All exemplar images are stored in dataset/exemplar, all synthesized images are stored in dataset/synth, and 1M laion images in pngs are stored in dataset/laion_subset. The JSON files in dataset/json specify the train/val/test splits, including different test cases, and serve as ground truth labels. Each entry inside a JSON file is a unique fine-tuned model. An entry also records the exemplar image(s) used for finetuning and the synthesized images generated by the model. We have four test cases: test_artchive.json, test_bamfg.json, test_observed_imagenet.json, and test_unobserved_imagenet.json.

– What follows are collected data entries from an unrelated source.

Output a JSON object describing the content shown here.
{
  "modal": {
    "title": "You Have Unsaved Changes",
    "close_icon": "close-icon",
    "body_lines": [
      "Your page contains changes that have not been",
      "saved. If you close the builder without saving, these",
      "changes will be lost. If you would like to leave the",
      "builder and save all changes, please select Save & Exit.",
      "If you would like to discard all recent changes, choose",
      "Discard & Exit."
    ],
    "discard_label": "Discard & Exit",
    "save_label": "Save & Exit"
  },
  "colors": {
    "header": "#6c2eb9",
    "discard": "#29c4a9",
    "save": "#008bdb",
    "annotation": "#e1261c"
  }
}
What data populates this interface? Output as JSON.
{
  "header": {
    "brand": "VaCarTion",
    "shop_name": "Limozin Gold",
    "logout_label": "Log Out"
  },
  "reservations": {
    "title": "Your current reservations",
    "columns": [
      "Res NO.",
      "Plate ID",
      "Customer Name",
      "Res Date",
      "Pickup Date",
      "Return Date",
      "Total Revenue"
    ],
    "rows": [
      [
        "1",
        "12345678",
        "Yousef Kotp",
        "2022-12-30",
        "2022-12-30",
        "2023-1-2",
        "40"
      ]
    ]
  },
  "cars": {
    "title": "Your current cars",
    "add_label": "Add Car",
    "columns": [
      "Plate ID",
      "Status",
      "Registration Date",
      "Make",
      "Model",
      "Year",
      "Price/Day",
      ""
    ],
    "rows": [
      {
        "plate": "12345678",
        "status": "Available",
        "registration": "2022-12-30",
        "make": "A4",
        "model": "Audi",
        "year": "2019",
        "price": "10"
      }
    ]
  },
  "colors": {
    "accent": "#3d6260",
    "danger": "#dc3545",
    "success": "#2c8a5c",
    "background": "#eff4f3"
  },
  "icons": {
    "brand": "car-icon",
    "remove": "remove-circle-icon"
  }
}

(We will release the train and validation set in the near future!)

Evaluation

After the testset, precomputed LAION features, and pretrained weights are downloaded, we can precompute the features from the testset by running extract_feat.py, and then evaluate the performance by running eval.py. Below are the bash scripts that runs the evaluation in batches:

# precompute all features from the testset
bash scripts/preprocess_feats.sh

# run evaluation in batches
bash scripts/run_eval.sh

The metrics are stored in .pkl files in results. Currently, the script runs each command sequentially. Please feel free to modify it to run the commands in parallel. The following command will parse the .pkl files into tables stored as .csv files:

python results_to_csv.py

12/18/2023 Update To download models only trained on object-centric or style-centric models, run bash weights/download_style_object_ablation.sh

Citation

@inproceedings{wang2023evaluating,
  title={Evaluating Data Attribution for Text-to-Image Models},
  author={Wang, Sheng-Yu and Efros, Alexei A. and Zhu, Jun-Yan and Zhang, Richard},
  booktitle={ICCV},
  year={2023}
}

Acknowledgement

We thank Aaron Hertzmann for reading over an earlier draft and for insightful feedback. We thank colleagues in Adobe Research, including Eli Shechtman, Oliver Wang, Nick Kolkin, Taesung Park, John Collomosse, and Sylvain Paris, along with Alex Li and Yonglong Tian for helpful discussion. We appreciate Nupur Kumari for guidance with Custom Diffusion training, Ruihan Gao for proof-reading the draft, Alex Li for pointers to extract Stable Diffusion features, and Dan Ruta for help with the BAM-FG dataset. We thank Bryan Russell for pandemic hiking and brainstorming. This work started when SYW was an Adobe intern and was supported in part by an Adobe gift and J.P. Morgan Chase Faculty Research Award.